Reputation: 409
I was wondering why, and if so, to what advantage, you would create an exception object to throw exceptions, that derives from stdexcept header, such as an exception object that derives from runtime_error. The only thing i can really find on why you would do this, is so you can access the virtual function 'what' to obtain an appropriate error message. But can't you just pass the error message into runtime_error as an argument, and access 'what' anyway?

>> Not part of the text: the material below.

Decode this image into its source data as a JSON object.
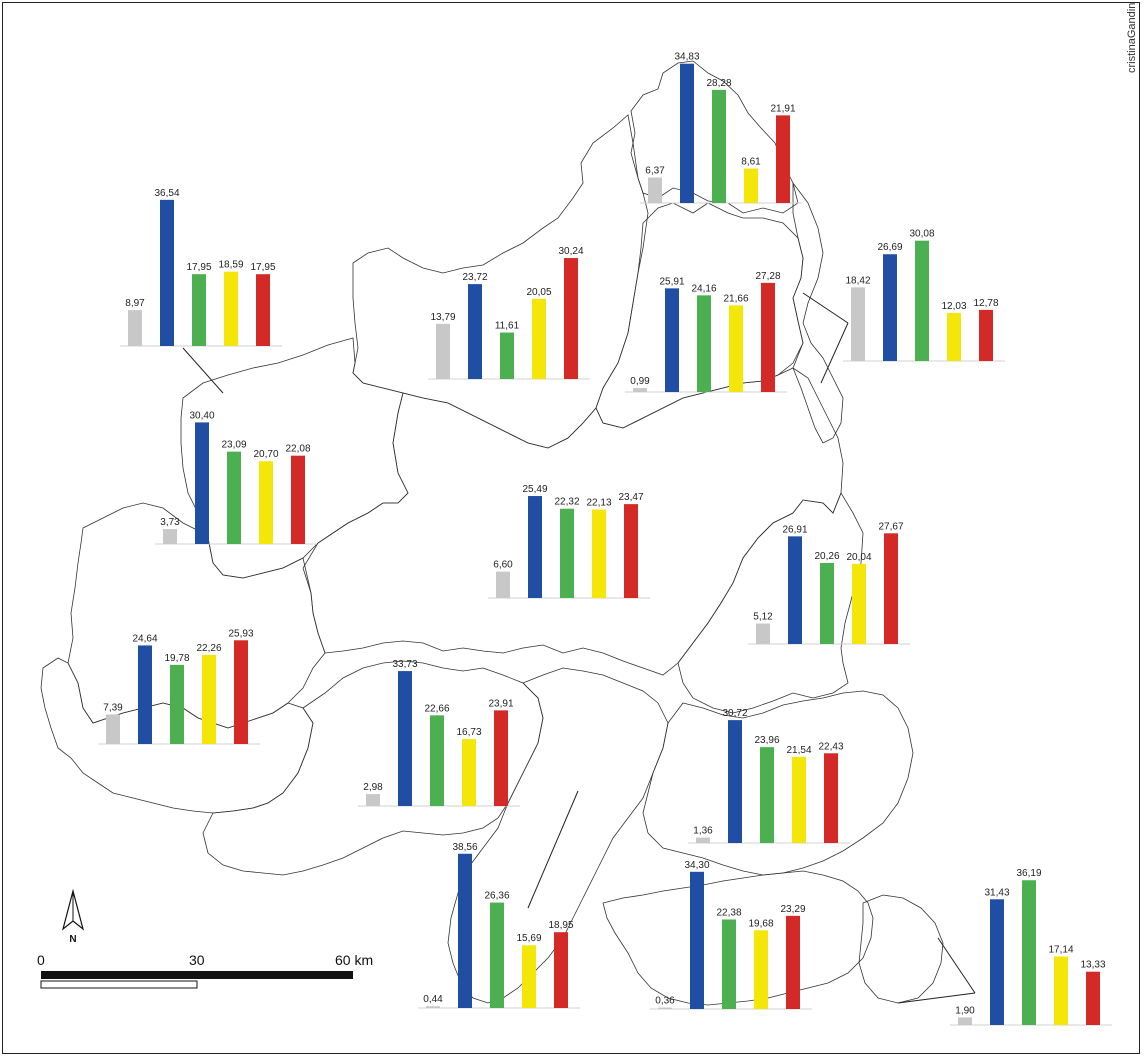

class divide_by_zero : public runtime_error
{
public:
divide_by_zero()
:runtime_error( "this is a runtime error" ) {};
}
if( ... )
{
throw divide_by_zero();
}
How is it any different than just doing something like...
if( ... )
{
throw std::runtime_error( "this is a runtime error" );
}
try
{
...
}
catch( std::runtime_error& e )
{
std::cerr << e.what()
<< std::endl;
}
Upvotes: 1
Views: 218
Reputation: 106196
Retired Ninja commented "You can catch the derived exception without catching all runtime_error
exceptions.", and that's a key point. Your code might expect your divide_by_zero
and want to ignore or log it, but not want a runtime_error
thrown by say std::locale::locale
to be hidden by that.
Further, note that if you used the same class and relied on comparisons of the what()
-returned text, that would be very "fragile" as the throwing site generally expects to be able to reword the messages at whim to improve their clarity and utility. It's likely slower too.
If you use your own class, you can more easily enrich it later in a structured way, perhaps putting some details of the error, or processing underway when the error was encountered, into other variables that can be easily and reliably used. That can be contrasted with a post-facto move to embed new data in the text, which can confound current code with expectations about the message "style" and likely length (e.g. it might "blow out" a dialog box so it won't fit on screen cleanly), and having the text need to either become rigidly structured (e.g. moved to XML) or error-prone to parse....
Upvotes: 2
Reputation: 837
It allows you to craft exceptions that are tailored to your specific API, while also adhering to the basic contract provided by std::exception
. This allows you to provide a catch-all exception handler in main()
or at the entry point to a DLL or .so file to prevent exceptions from leaking out of your program.